On appela la police et un ambulance qui amena Michael à l'hôpital. Les policiers restèrent quelque temps en surveillance ; mais l'un d'entre eux partit rapidement, disant ne pas pouvoir supporter l'atmosphère étrange qui régnait là. Michael, après avoir été soigné, revint à la maison le lendemain. Mais sa lévitation semble avoir laissé sur lui une marque indélébile. Depuis ce jour, il est affligé d'un bégaiement. Le médecin de la famille demanda l'intervention de trois personnes faisant des recherches en métapsychisme. Celle-ci passèrent trois nuits dans la maison. Leurs conclusions n'ont pas été publiées ; mais il appert que, à leur avis, le mieux qu'avait à faire la famille était de déménager.

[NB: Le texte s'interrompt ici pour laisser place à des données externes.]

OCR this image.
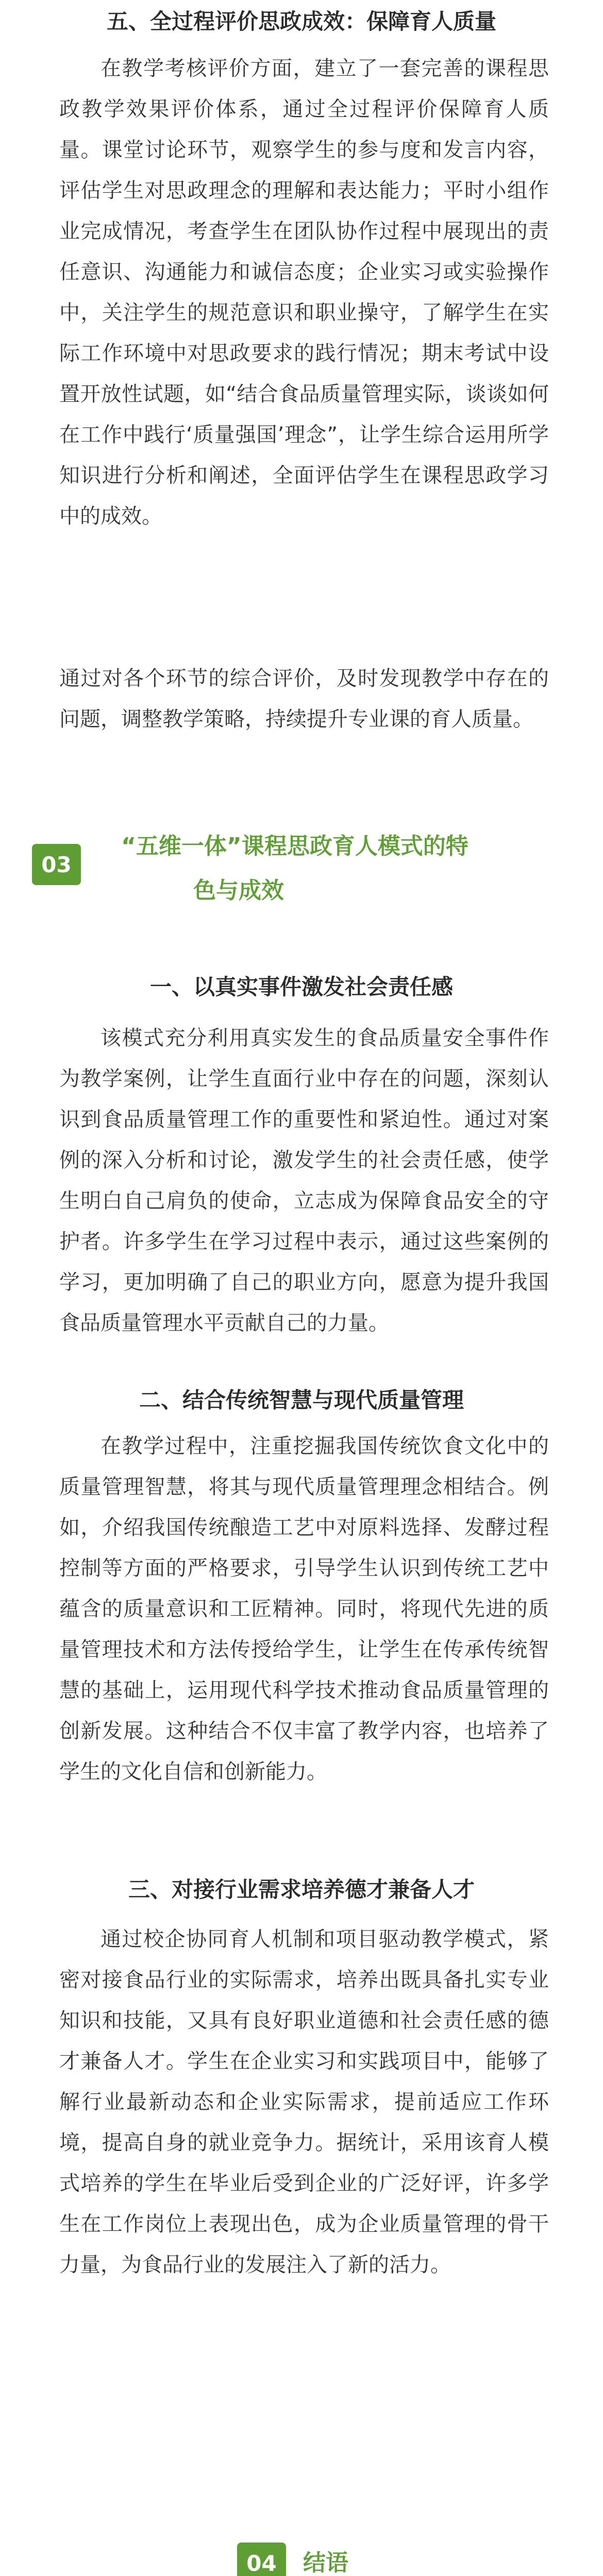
五、全过程评价思政成效：保障育人质量

在教学考核评价方面，建立了一套完善的课程思政教学效果评价体系，通过全过程评价保障育人质量。课堂讨论环节，观察学生的参与度和发言内容，评估学生对思政理念的理解和表达能力；平时小组作业完成情况，考查学生在团队协作过程中展现出的责任意识、沟通能力和诚信态度；企业实习或实验操作中，关注学生的规范意识和职业操守，了解学生在实际工作环境中对思政要求的践行情况；期末考试中设置开放性试题，如“结合食品质量管理实际，谈谈如何在工作中践行‘质量强国’理念”，让学生综合运用所学知识进行分析和阐述，全面评估学生在课程思政学习中的成效。

通过对各个环节的综合评价，及时发现教学中存在的问题，调整教学策略，持续提升专业课的育人质量。

03
“五维一体”课程思政育人模式的特
色与成效
一、以真实事件激发社会责任感

该模式充分利用真实发生的食品质量安全事件作为教学案例，让学生直面行业中存在的问题，深刻认识到食品质量管理工作的重要性和紧迫性。通过对案例的深入分析和讨论，激发学生的社会责任感，使学生明白自己肩负的使命，立志成为保障食品安全的守护者。许多学生在学习过程中表示，通过这些案例的学习，更加明确了自己的职业方向，愿意为提升我国食品质量管理水平贡献自己的力量。

二、结合传统智慧与现代质量管理

在教学过程中，注重挖掘我国传统饮食文化中的质量管理智慧，将其与现代质量管理理念相结合。例如，介绍我国传统酿造工艺中对原料选择、发酵过程控制等方面的严格要求，引导学生认识到传统工艺中蕴含的质量意识和工匠精神。同时，将现代先进的质量管理技术和方法传授给学生，让学生在传承传统智慧的基础上，运用现代科学技术推动食品质量管理的创新发展。这种结合不仅丰富了教学内容，也培养了学生的文化自信和创新能力。

三、对接行业需求培养德才兼备人才

通过校企协同育人机制和项目驱动教学模式，紧密对接食品行业的实际需求，培养出既具备扎实专业知识和技能，又具有良好职业道德和社会责任感的德才兼备人才。学生在企业实习和实践项目中，能够了解行业最新动态和企业实际需求，提前适应工作环境，提高自身的就业竞争力。据统计，采用该育人模式培养的学生在毕业后受到企业的广泛好评，许多学生在工作岗位上表现出色，成为企业质量管理的骨干力量，为食品行业的发展注入了新的活力。

04	结语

Si l'on considère que les esprits frappeurs sont plus associés aux personnes qu'aux lieux, rien d'étonnant à ce que les ennuis de la famille aient continué ailleurs, avec bruits de pas et matelas enlevés des lits. Quelques temps après apparut un nouveau fantôme, celui de la mère de Mary Sharman qui venait de mourir. Cette apparition ne leur causa pas d'ennuis ; mais les événements qui duraient depuis des années, agissaient sur leurs nerfs. Mrs.Sharman fit venir un autre prêtre qui ne resta que quelques minutes et partit en déclarant : "C'est le mal."

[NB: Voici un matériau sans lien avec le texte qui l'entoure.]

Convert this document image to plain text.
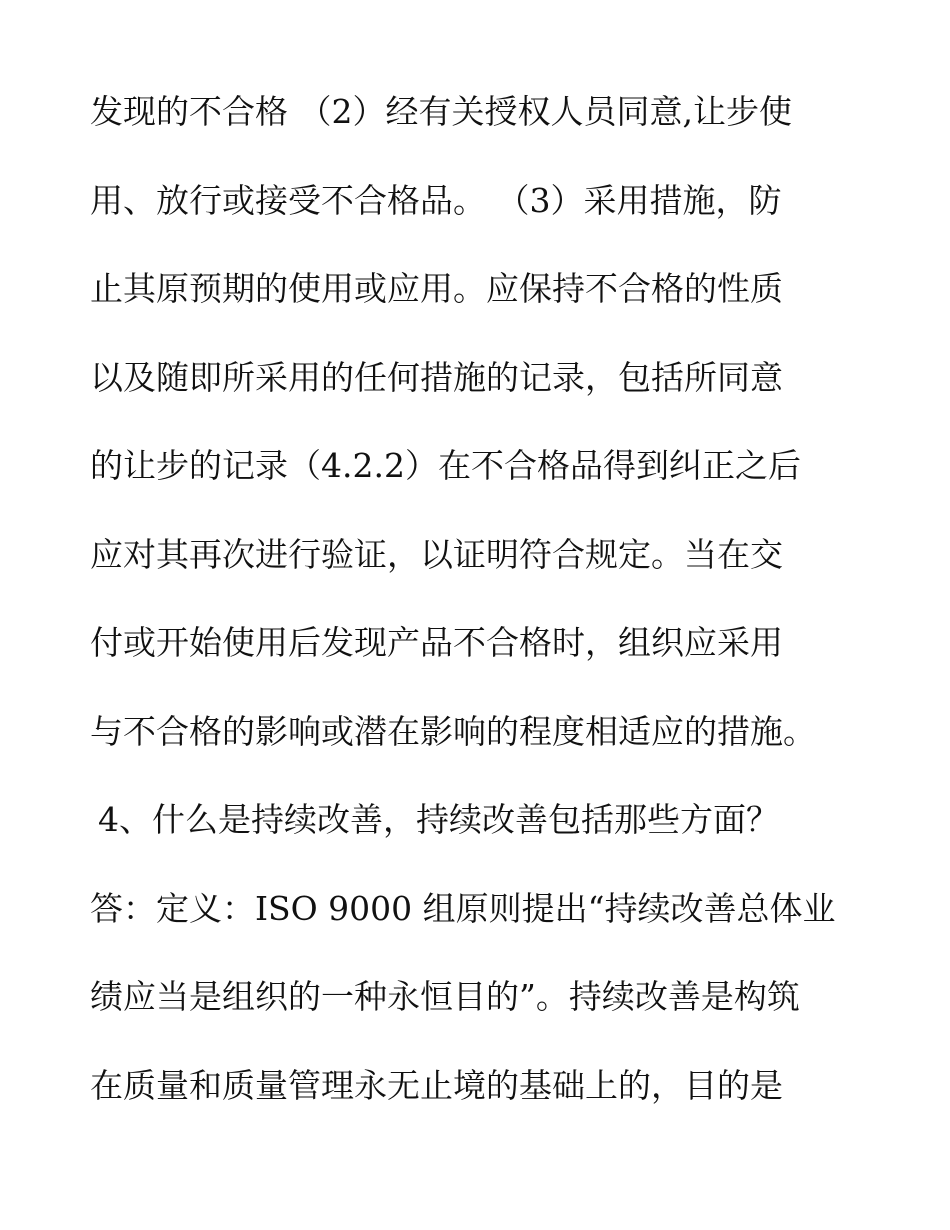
发现的不合格 （2）经有关授权人员同意,让步使
用、放行或接受不合格品。 （3）采用措施，防
止其原预期的使用或应用。应保持不合格的性质
以及随即所采用的任何措施的记录，包括所同意
的让步的记录（4.2.2）在不合格品得到纠正之后
应对其再次进行验证，以证明符合规定。当在交
付或开始使用后发现产品不合格时，组织应采用
与不合格的影响或潜在影响的程度相适应的措施。
4、什么是持续改善，持续改善包括那些方面？
答：定义：ISO 9000 组原则提出“持续改善总体业
绩应当是组织的一种永恒目的”。持续改善是构筑
在质量和质量管理永无止境的基础上的，目的是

Quel que soit ce "mal", il semble avoir abandonné sa mainmise sur la famille à la suite d'un nouveau déménagement en 1974. Mrs.Sharman, remariée, a déclaré à l'Evening Post qu'il n'y avait pas eu de manisfestations du genre "esprit frappeur" dans sa nouvelle maison. La diversité des phénomènes subis par la famille Sharman ainsi que les façons variées dont on a essayé de les maîtriser illustrent la complexité du problème des fantômes. Si ce cas avait fait l'objet d'une enquête appronfondie, il se peut que plusieurs explications différentes eussent été nécessaires pour rendre compte de ses divers aspects. La famille pensait que l'esprit frappeur était celui de Mrs.Napier, ce qui semble peu plausible à la plupart des spécialistes.
La présence de plusieurs enfants à l'âge de la puberté paraît une cause plus vraisemblable ; à l'appui de cette thèse vient le fait que l'esprit frappeur a suivi la famille dans une autre maison, sans relation avec Mrs.Napier. L'apparition de celle-ci et celle de la grand-mère ont pu être engendrées par la famille elle-même. Pourtant il se peut que le fantôme de Mrs.Napier ait été une réalité objective, car celle-ci fut aussitôt identifiée par les voisins d'après la description de Mary Sharman. La terreur du second prêtre, devant quelque chose qu'il indentifiait comme "le mal", fait penser qu'un être surnaturel se serait attaché à la famille ; mais elle peut également suggérer l'idée que de conflits étouffés au sein de la famille ont engendré une force hostile à laquelle le prêtre a été hypersensible. Il est une autre possibilité, c'est que la réaction du prêtre, entièrement subjective, ait été déclenchée par sa peur.
Lorsqu'il enquête, le chasseur de fantômes doit avoir à l'esprit toutes ces possibilités. S'il est sceptique, il trouvera quantité de faits venant appuyer sa conviction que "tout cela est imaginaire", ou même que les manisfestations des esprits frappeurs sont causées par des tremblements de terre ; mais parfois il tombera sur un cas dans lequel paraîtront jouer d'autres facteurs. De même, l'enquêteur qui a tendance à croire aux esprits trouvera les preuves que parfois certaines personnes créent leurs fantômes ou leurs esprits frappeurs.
Tout phénomène de hantise est complexe. Dans leur ensemble, les diverses manifestations constatées sont un des mystères les plus troublants dont la science ait jamais essayé, sans grands résultats, de trouver la clef.